Background: Despite significant improvements in the treatment of metastatic breast cancer (MBC), it remains an incurable disease. The presence of circulating tumor cells (CTC) predicts for progression free survival (PFS) in (MBC) patients. We hypothesized that the change in level of CTCs can be a good surrogate marker for PFS.
Methods: CTC level was determined by flow cytometry (FCM) in the blood of MBC female patients with measurable or non-measurable evaluable disease excluding CNS metastasis 1) before starting taxanes (Docetaxel or Paclitaxel) regimen, 2) after the first cycle, and 3) at assessment of the disease after 3-4 cycles. The breast origin was further confirmed through assessment of CK19, mammaglobin, prolactin inducible peptide (PIP), aldehyde dehydrogenase 1 (ALDH1) and human chorionic gonadotropin (hCG) in the separated CTCs by quantitative real time PCR (QRT-PCR). CTC level and level of these markers were correlated with the clinical features of the patients, response to treatment and PFS.
Results: Sixty-six female patients were enrolled between May 2010 and Jan. 2011. The median age was 48.9 years and duct carcinoma was the main pathologic subtype. After a median follow up period of 20 months, median PFS was 6 months. There was a very strong relation between the selection marker CK-19 and the breast cancer markers (p value = 0.0001). Patients with baseline CTC < 4 had significantly higher median, 6 months and 1 year PFS when compared with those with CTC ≥ 4 (p value = 0.03) while CTC levels did not correlate with PFS in the 2nd & 3rd samples respectively (p value = 0.28). Also patients whose CTC level decreased after treatment had significantly prolonged median PFS compared to patients whose CTC level increased (10 versus 4 months, p = 0.007).
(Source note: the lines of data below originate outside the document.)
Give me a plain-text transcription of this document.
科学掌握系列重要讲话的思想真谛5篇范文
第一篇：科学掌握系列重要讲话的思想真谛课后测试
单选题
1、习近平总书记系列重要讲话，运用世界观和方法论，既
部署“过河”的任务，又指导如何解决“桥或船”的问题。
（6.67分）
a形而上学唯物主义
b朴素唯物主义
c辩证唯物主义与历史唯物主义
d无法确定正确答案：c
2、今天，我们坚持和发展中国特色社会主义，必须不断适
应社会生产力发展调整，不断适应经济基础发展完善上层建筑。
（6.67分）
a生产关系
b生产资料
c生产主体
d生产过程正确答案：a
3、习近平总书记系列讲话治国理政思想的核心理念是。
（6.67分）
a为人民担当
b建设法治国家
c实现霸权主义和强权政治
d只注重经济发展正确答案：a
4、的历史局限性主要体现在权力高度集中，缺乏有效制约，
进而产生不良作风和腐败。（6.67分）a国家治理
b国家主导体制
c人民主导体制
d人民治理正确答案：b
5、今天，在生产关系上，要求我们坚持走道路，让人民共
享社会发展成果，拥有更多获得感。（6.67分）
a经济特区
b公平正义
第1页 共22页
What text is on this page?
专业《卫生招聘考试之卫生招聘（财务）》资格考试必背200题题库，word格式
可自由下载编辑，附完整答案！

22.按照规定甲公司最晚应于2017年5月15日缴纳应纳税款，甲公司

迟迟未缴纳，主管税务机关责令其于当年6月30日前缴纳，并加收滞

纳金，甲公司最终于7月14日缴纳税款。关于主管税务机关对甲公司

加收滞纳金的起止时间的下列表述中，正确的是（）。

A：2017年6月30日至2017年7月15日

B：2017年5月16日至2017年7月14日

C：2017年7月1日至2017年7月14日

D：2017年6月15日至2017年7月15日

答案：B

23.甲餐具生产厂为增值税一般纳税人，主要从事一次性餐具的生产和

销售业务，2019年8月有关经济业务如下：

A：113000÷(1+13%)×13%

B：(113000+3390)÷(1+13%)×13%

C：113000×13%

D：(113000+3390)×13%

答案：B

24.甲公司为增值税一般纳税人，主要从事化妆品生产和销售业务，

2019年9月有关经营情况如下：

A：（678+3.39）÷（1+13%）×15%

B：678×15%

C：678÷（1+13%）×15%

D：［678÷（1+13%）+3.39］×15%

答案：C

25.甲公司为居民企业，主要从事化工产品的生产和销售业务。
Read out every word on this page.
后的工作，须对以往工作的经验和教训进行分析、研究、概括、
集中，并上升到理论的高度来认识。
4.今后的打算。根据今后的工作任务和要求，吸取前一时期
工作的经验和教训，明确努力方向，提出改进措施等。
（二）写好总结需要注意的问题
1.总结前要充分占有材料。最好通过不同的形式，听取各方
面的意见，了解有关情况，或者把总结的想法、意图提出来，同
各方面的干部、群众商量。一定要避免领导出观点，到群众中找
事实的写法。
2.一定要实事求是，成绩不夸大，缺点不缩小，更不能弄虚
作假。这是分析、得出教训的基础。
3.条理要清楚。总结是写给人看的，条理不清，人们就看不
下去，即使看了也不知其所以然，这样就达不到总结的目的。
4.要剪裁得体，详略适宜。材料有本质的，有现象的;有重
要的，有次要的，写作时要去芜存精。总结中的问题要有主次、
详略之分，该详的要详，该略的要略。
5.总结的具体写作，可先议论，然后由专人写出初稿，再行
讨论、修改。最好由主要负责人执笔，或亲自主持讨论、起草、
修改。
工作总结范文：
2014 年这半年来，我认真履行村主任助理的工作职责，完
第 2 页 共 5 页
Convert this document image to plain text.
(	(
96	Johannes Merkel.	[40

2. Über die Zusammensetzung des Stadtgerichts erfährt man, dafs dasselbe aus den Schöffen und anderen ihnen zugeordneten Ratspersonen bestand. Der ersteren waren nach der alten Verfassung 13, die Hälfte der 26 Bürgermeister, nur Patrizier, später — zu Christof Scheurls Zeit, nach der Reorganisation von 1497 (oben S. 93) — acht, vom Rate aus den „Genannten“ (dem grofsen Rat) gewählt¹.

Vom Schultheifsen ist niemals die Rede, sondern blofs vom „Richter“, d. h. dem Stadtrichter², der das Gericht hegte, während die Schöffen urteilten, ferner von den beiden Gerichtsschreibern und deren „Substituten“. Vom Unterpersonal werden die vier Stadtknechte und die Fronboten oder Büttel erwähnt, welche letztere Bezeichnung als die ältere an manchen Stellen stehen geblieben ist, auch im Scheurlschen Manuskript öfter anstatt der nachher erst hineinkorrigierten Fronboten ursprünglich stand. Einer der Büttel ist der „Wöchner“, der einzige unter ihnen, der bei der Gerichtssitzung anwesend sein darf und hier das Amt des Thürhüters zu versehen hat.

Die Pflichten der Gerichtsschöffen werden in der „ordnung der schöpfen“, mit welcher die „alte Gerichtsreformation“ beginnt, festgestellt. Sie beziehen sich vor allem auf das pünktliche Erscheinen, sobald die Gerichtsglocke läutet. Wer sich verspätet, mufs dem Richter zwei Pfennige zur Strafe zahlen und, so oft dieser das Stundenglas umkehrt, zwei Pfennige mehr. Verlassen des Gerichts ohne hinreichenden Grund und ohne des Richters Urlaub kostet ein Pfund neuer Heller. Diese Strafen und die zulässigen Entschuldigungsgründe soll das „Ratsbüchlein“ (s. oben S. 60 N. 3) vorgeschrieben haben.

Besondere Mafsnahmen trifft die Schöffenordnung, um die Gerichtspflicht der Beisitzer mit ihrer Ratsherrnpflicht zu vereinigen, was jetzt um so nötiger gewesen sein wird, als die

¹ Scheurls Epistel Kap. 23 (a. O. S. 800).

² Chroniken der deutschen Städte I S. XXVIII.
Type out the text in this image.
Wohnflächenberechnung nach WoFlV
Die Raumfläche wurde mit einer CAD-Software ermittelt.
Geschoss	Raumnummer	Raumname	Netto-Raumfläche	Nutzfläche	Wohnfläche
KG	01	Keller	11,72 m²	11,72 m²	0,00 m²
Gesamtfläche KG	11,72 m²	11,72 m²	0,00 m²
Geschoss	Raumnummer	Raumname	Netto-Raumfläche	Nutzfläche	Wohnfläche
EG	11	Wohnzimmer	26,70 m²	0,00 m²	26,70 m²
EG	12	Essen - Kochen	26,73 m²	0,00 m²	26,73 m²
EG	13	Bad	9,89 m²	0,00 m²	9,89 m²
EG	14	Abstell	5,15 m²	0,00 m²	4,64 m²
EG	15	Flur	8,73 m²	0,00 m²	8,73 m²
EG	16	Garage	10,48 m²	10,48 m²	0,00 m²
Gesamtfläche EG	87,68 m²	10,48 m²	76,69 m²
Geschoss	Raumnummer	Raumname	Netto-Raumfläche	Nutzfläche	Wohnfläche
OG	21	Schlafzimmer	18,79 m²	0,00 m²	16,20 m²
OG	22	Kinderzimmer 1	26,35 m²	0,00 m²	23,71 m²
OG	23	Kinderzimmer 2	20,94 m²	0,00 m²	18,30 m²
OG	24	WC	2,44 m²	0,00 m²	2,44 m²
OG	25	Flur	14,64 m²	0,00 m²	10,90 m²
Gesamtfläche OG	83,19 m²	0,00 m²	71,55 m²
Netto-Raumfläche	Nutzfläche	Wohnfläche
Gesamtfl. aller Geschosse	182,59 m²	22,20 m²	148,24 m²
Conclusions: CTCs; measured by RT-PCR were strongly predictive of PFS in MBC. CTC also could be of a great potential value in early assessment of response to chemotherapy after the 1st cycle especially in non-measurable lesions.
Key Words: Circulating tumor cells, metastatic breast cancer, progression free survival and RT-PCR.
Citation Information: Cancer Res 2013;73(24 Suppl): Abstract nr P1-04-10.